Chiara “Ho affrontato un matrimonio e due maternità da quando sono stata assunta. Non ho mai avuto problemi. Mi sono presa anche la maternità facoltativa per entrambe le gravidanze. Lavoro anche in Smart working, nonostante io non abiti lontano dalla sede. Questo per permettermi di avere un rientro graduale e distacco graduale dai piccoli. Mi sento di essere ascoltata per le mie esigenze familiari e da parte mia Lucia sa che il mio supporto professionale non manca, ma viene sempre fatto tutto con attenzione e impegno.”

Rosa “ Dpl è il luogo a cui ho dato tanto quanto ho ricevuto, che ha permesso di realizzarmi come persona ancor di più di realizzarmi come donna. Donne che sostengono altre donne, nel loro ruolo di professioniste, di madri di persone”.

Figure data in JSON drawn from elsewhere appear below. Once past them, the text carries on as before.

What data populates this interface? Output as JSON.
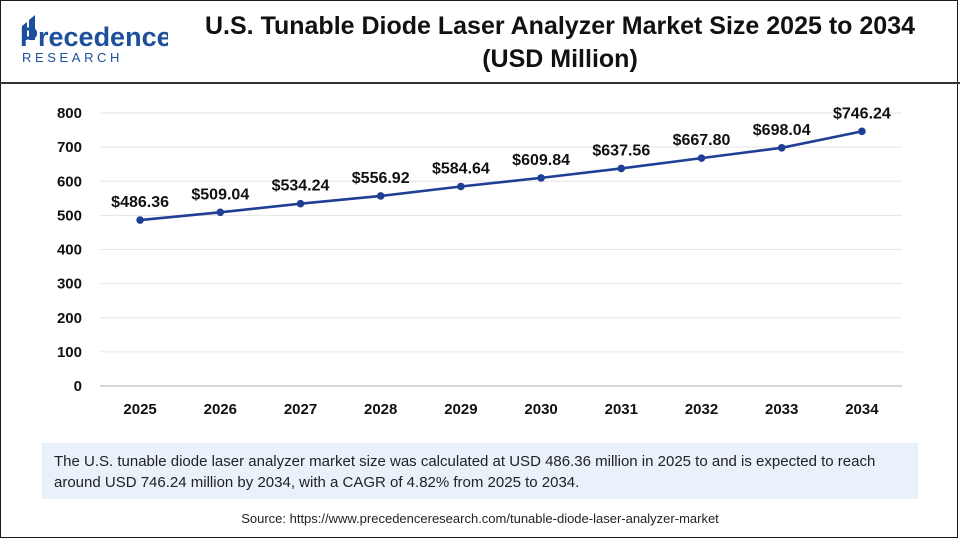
{
  "brand": {
    "line1": "Precedence",
    "line2": "RESEARCH",
    "color": "#1c4f9c"
  },
  "colors": {
    "series": "#1f3f94",
    "text": "#111111",
    "grid": "#e6e6e6"
  },
  "chart_data": {
    "type": "line",
    "title": "U.S. Tunable Diode Laser Analyzer Market Size 2025 to 2034",
    "subtitle": "(USD Million)",
    "categories": [
      "2025",
      "2026",
      "2027",
      "2028",
      "2029",
      "2030",
      "2031",
      "2032",
      "2033",
      "2034"
    ],
    "series": [
      {
        "name": "Market Size (USD Million)",
        "values": [
          486.36,
          509.04,
          534.24,
          556.92,
          584.64,
          609.84,
          637.56,
          667.8,
          698.04,
          746.24
        ],
        "labels": [
          "$486.36",
          "$509.04",
          "$534.24",
          "$556.92",
          "$584.64",
          "$609.84",
          "$637.56",
          "$667.80",
          "$698.04",
          "$746.24"
        ]
      }
    ],
    "yticks": [
      "0",
      "100",
      "200",
      "300",
      "400",
      "500",
      "600",
      "700",
      "800"
    ],
    "ylim": [
      0,
      800
    ],
    "xlabel": "",
    "ylabel": "",
    "grid": true,
    "legend": "none"
  },
  "summary": "The U.S. tunable diode laser analyzer market size was calculated at USD 486.36 million in 2025 to and is expected to reach around USD 746.24 million by 2034, with a CAGR of 4.82% from 2025 to 2034.",
  "source": "Source: https://www.precedenceresearch.com/tunable-diode-laser-analyzer-market"
}
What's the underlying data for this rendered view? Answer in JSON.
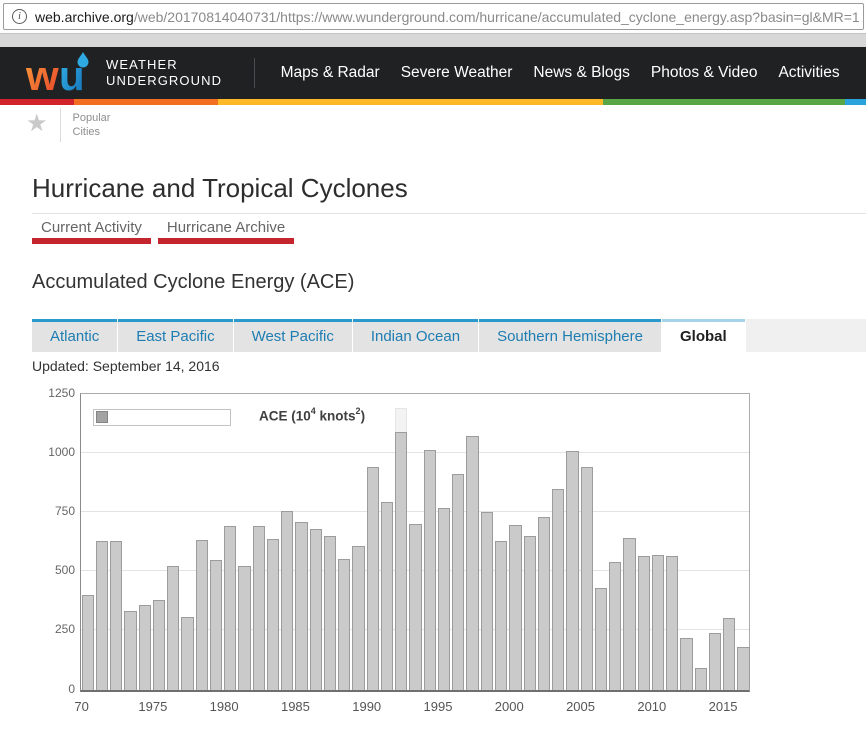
{
  "browser": {
    "url_domain": "web.archive.org",
    "url_path": "/web/20170814040731/https://www.wunderground.com/hurricane/accumulated_cyclone_energy.asp?basin=gl&MR=1"
  },
  "header": {
    "logo": {
      "line1": "WEATHER",
      "line2": "UNDERGROUND"
    },
    "nav": [
      "Maps & Radar",
      "Severe Weather",
      "News & Blogs",
      "Photos & Video",
      "Activities"
    ]
  },
  "rainbow_colors": [
    "#d2232a",
    "#f26f21",
    "#fcb826",
    "#58a646",
    "#2aa3dc"
  ],
  "popular": {
    "line1": "Popular",
    "line2": "Cities"
  },
  "page": {
    "title": "Hurricane and Tropical Cyclones",
    "section_title": "Accumulated Cyclone Energy (ACE)",
    "updated": "Updated: September 14, 2016"
  },
  "subnav": [
    {
      "label": "Current Activity"
    },
    {
      "label": "Hurricane Archive"
    }
  ],
  "basin_tabs": [
    {
      "label": "Atlantic",
      "active": false
    },
    {
      "label": "East Pacific",
      "active": false
    },
    {
      "label": "West Pacific",
      "active": false
    },
    {
      "label": "Indian Ocean",
      "active": false
    },
    {
      "label": "Southern Hemisphere",
      "active": false
    },
    {
      "label": "Global",
      "active": true
    }
  ],
  "chart_data": {
    "type": "bar",
    "title": "ACE (10^4 knots^2)",
    "legend": {
      "prefix": "ACE (10",
      "sup1": "4",
      "mid": " knots",
      "sup2": "2",
      "suffix": ")"
    },
    "legend_position": "top-left",
    "grid": true,
    "ylim": [
      0,
      1250
    ],
    "yticks": [
      0,
      250,
      500,
      750,
      1000,
      1250
    ],
    "x": [
      1970,
      1971,
      1972,
      1973,
      1974,
      1975,
      1976,
      1977,
      1978,
      1979,
      1980,
      1981,
      1982,
      1983,
      1984,
      1985,
      1986,
      1987,
      1988,
      1989,
      1990,
      1991,
      1992,
      1993,
      1994,
      1995,
      1996,
      1997,
      1998,
      1999,
      2000,
      2001,
      2002,
      2003,
      2004,
      2005,
      2006,
      2007,
      2008,
      2009,
      2010,
      2011,
      2012,
      2013,
      2014,
      2015,
      2016
    ],
    "values": [
      400,
      626,
      628,
      330,
      357,
      378,
      522,
      308,
      633,
      549,
      690,
      521,
      691,
      638,
      755,
      707,
      680,
      650,
      551,
      605,
      941,
      791,
      1088,
      700,
      1011,
      769,
      912,
      1070,
      750,
      628,
      694,
      649,
      727,
      846,
      1008,
      941,
      429,
      541,
      640,
      564,
      567,
      566,
      220,
      91,
      240,
      302,
      181
    ],
    "xlabel_ticks": [
      {
        "year": 1970,
        "label": "70"
      },
      {
        "year": 1975,
        "label": "1975"
      },
      {
        "year": 1980,
        "label": "1980"
      },
      {
        "year": 1985,
        "label": "1985"
      },
      {
        "year": 1990,
        "label": "1990"
      },
      {
        "year": 1995,
        "label": "1995"
      },
      {
        "year": 2000,
        "label": "2000"
      },
      {
        "year": 2005,
        "label": "2005"
      },
      {
        "year": 2010,
        "label": "2010"
      },
      {
        "year": 2015,
        "label": "2015"
      }
    ],
    "highlight": {
      "year": 1992,
      "top_value": 1190
    },
    "colors": {
      "bar_fill": "#cacaca",
      "bar_border": "#9c9c9c",
      "highlight_fill": "#f3f3f3"
    }
  }
}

Stefania “ho iniziato a collaborare con DPL quando ero una neomamma che aveva appena cambiato professione. Insomma, mi sono trovata catapultata in un mondo totalmente nuovo. Avere un confronto continuo, sia professionale sia personale, con Lucia è stato e è fondamentale. Quante volte al mattino ha percepito che fossi già in affanno perché già all’alba avevo dovuto gestire il classico imprevisto del “il bambino sta male. Niente nido.” Lucia con tutta la serenità ti risponde “molla tutto, stai con tuo figlio. Ha bisogno di te”. E tu pensi…” cosa? Ma oggi devo seguire questo progetto, abbiamo questo obiettivo da raggiungere” e;  Lei inizia a ridimensionare il tutto, facendoti percepire che comprende la situazione e ti sta dando gli strumenti per gestirla al meglio”

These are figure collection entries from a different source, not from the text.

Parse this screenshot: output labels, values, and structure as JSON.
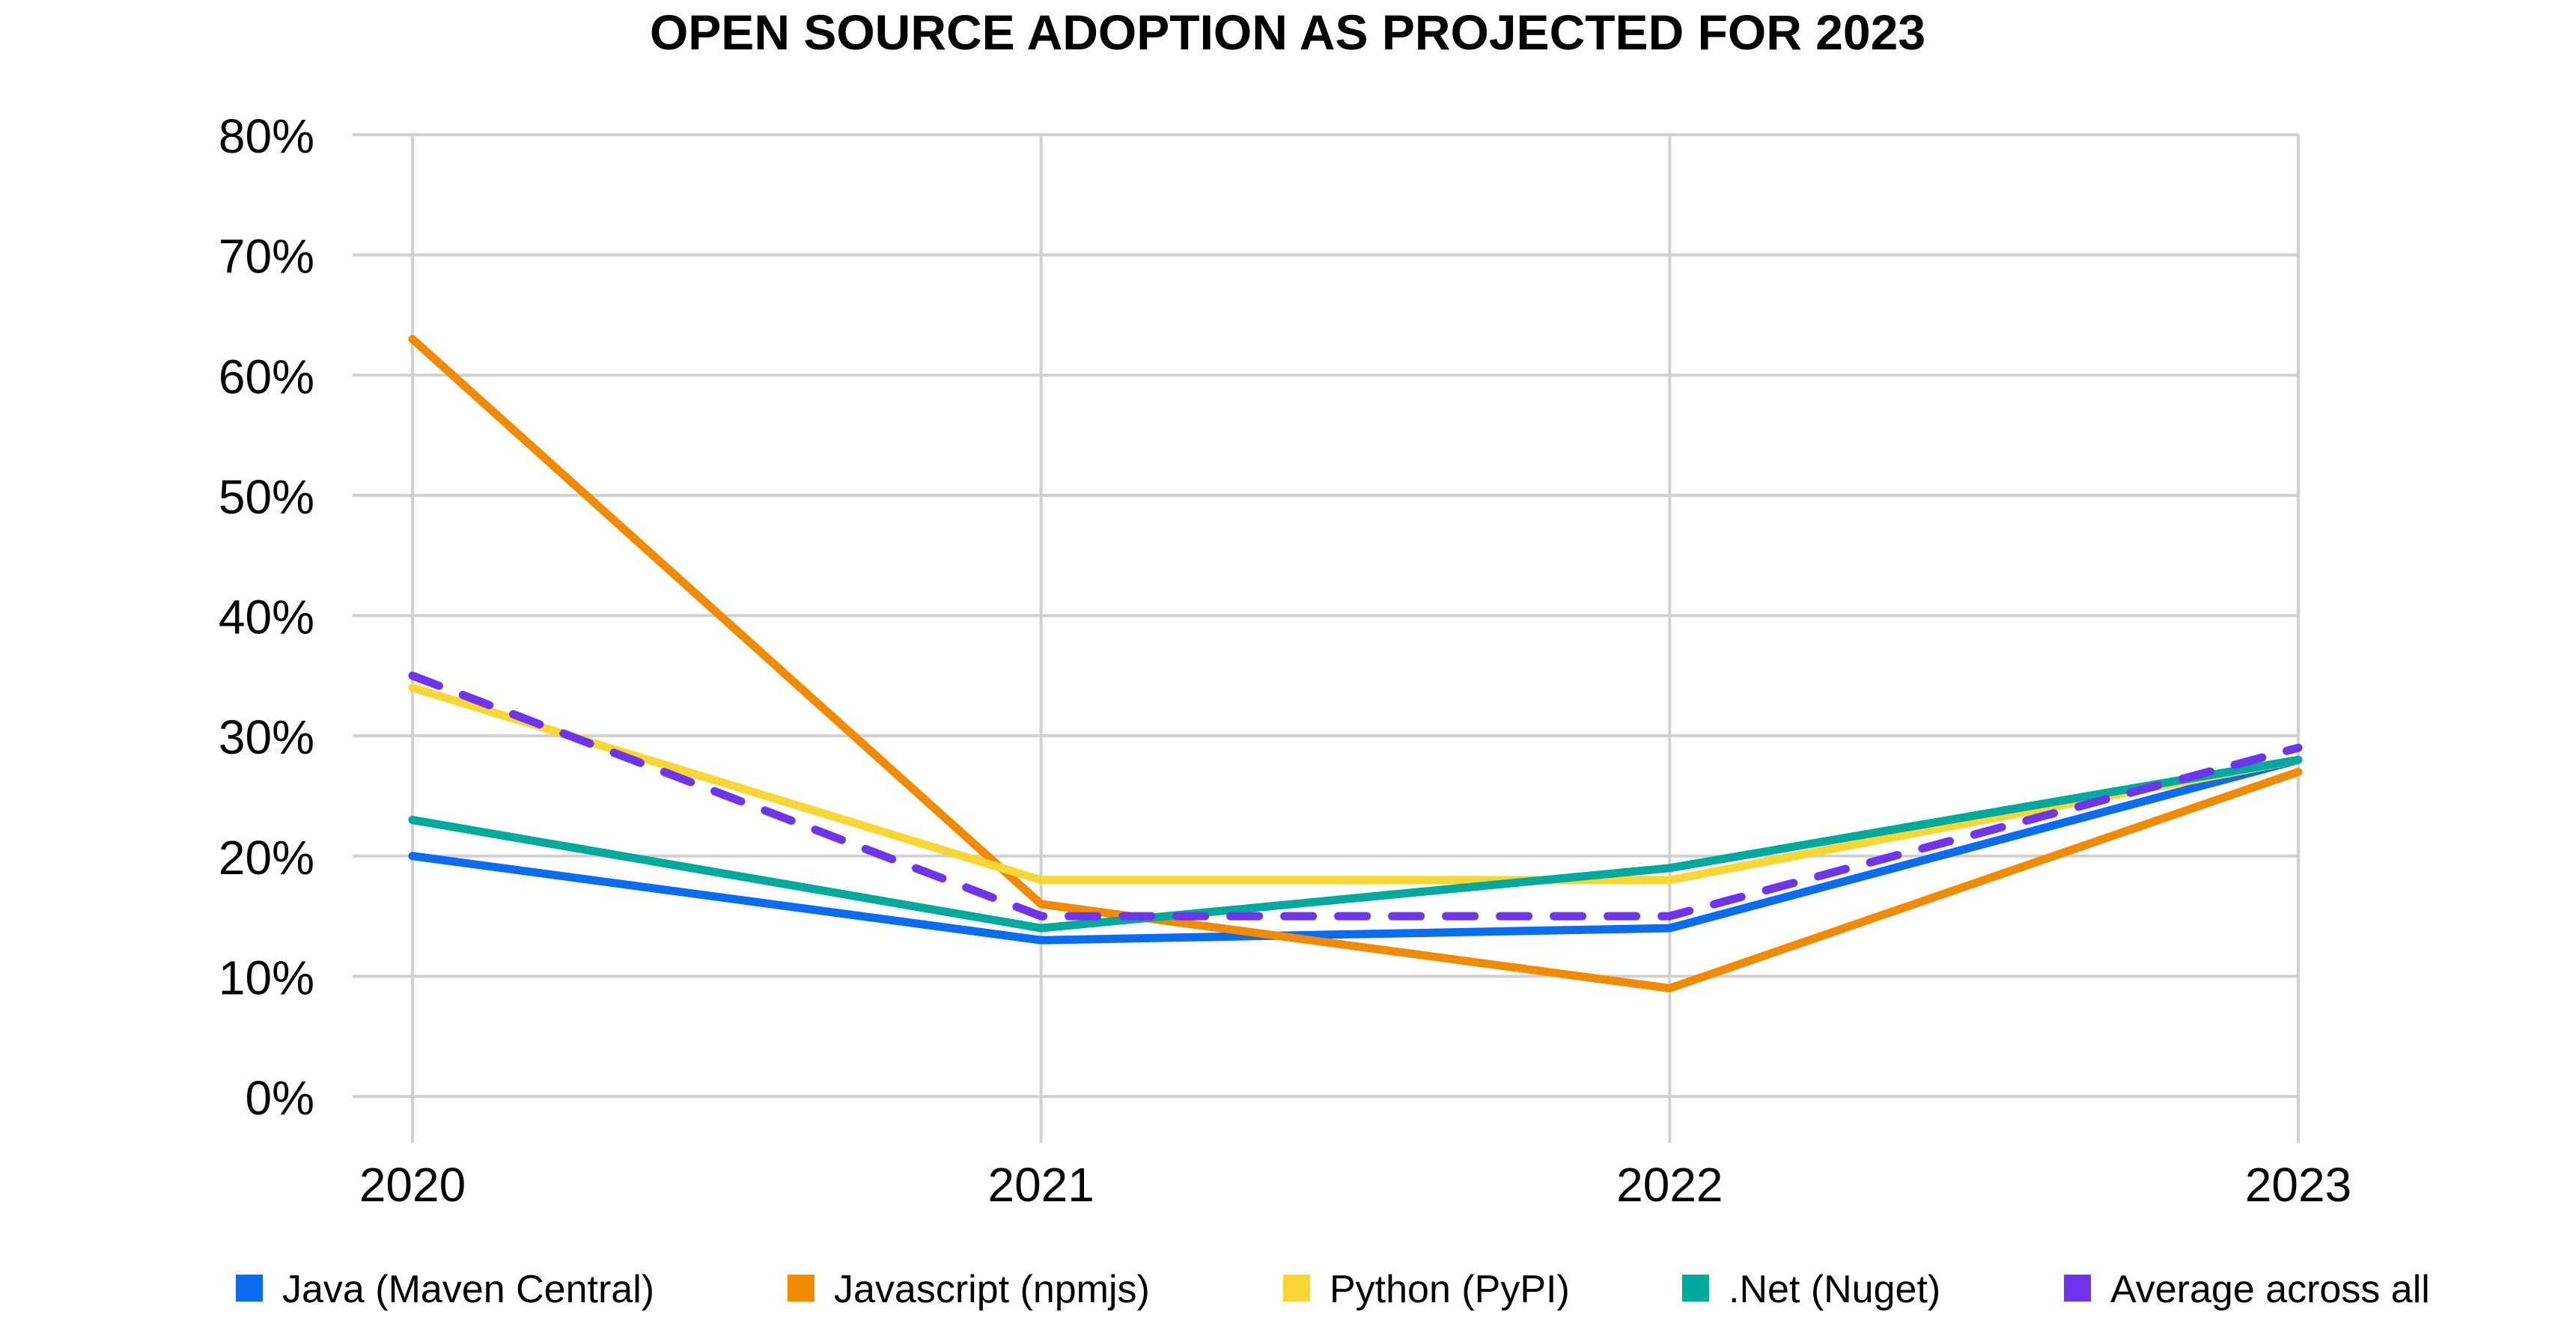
{
  "chart_data": {
    "type": "line",
    "title": "OPEN SOURCE ADOPTION AS PROJECTED FOR 2023",
    "xlabel": "",
    "ylabel": "",
    "categories": [
      "2020",
      "2021",
      "2022",
      "2023"
    ],
    "ylim": [
      0,
      80
    ],
    "yticks": [
      "0%",
      "10%",
      "20%",
      "30%",
      "40%",
      "50%",
      "60%",
      "70%",
      "80%"
    ],
    "grid": true,
    "legend_position": "bottom",
    "series": [
      {
        "name": "Java (Maven Central)",
        "color": "#0a6cf0",
        "dashed": false,
        "values": [
          20,
          13,
          14,
          28
        ]
      },
      {
        "name": "Javascript (npmjs)",
        "color": "#f28a00",
        "dashed": false,
        "values": [
          63,
          16,
          9,
          27
        ]
      },
      {
        "name": "Python (PyPI)",
        "color": "#f8d634",
        "dashed": false,
        "values": [
          34,
          18,
          18,
          28
        ]
      },
      {
        "name": ".Net (Nuget)",
        "color": "#00a99d",
        "dashed": false,
        "values": [
          23,
          14,
          19,
          28
        ]
      },
      {
        "name": "Average across all",
        "color": "#6e35ea",
        "dashed": true,
        "values": [
          35,
          15,
          15,
          29
        ]
      }
    ]
  }
}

Silvia: “La mia esperienza in Dpl, quale collaboratrice esterna per l’ambito di formazione giuridica e di mediazione civile e commerciale, mi porta a dire che da Dpl ho ricevuto un’accoglienza attenta al lato umano e all’aspetto della persona in quanto tale.  Non è un approccio esclusivamente di carattere professionale. Inoltre, l’aspetto a me particolarmente caro, come ho sempre avuto modo di condividere con Lucia, è il connubio di più cose. In un ambito come quello della professione, in cui i tempi e incastri sono risicati, avere accanto persone che comprendano che possa essere una giornata più lunga dove l’impegno professionale ti assorbe a 360 gradi sicuramente è di particolare ausilio. In sostanza quello che porto a casa è l’essere entrata nel mondo e nella famiglia di DPL è il confronto e della conciliazione di più fronti in primis della persona e la comprensione di quelle che sono esigenze personali e professionali e che quotidianamente emergono.”

Dovremmo ricordarci ogni giorno (e non solo l’8 marzo) che solo creando una squadra basata sulla collaborazione e sul confronto si possono raggiungere gli obiettivi prefissati…anche tra sole donne.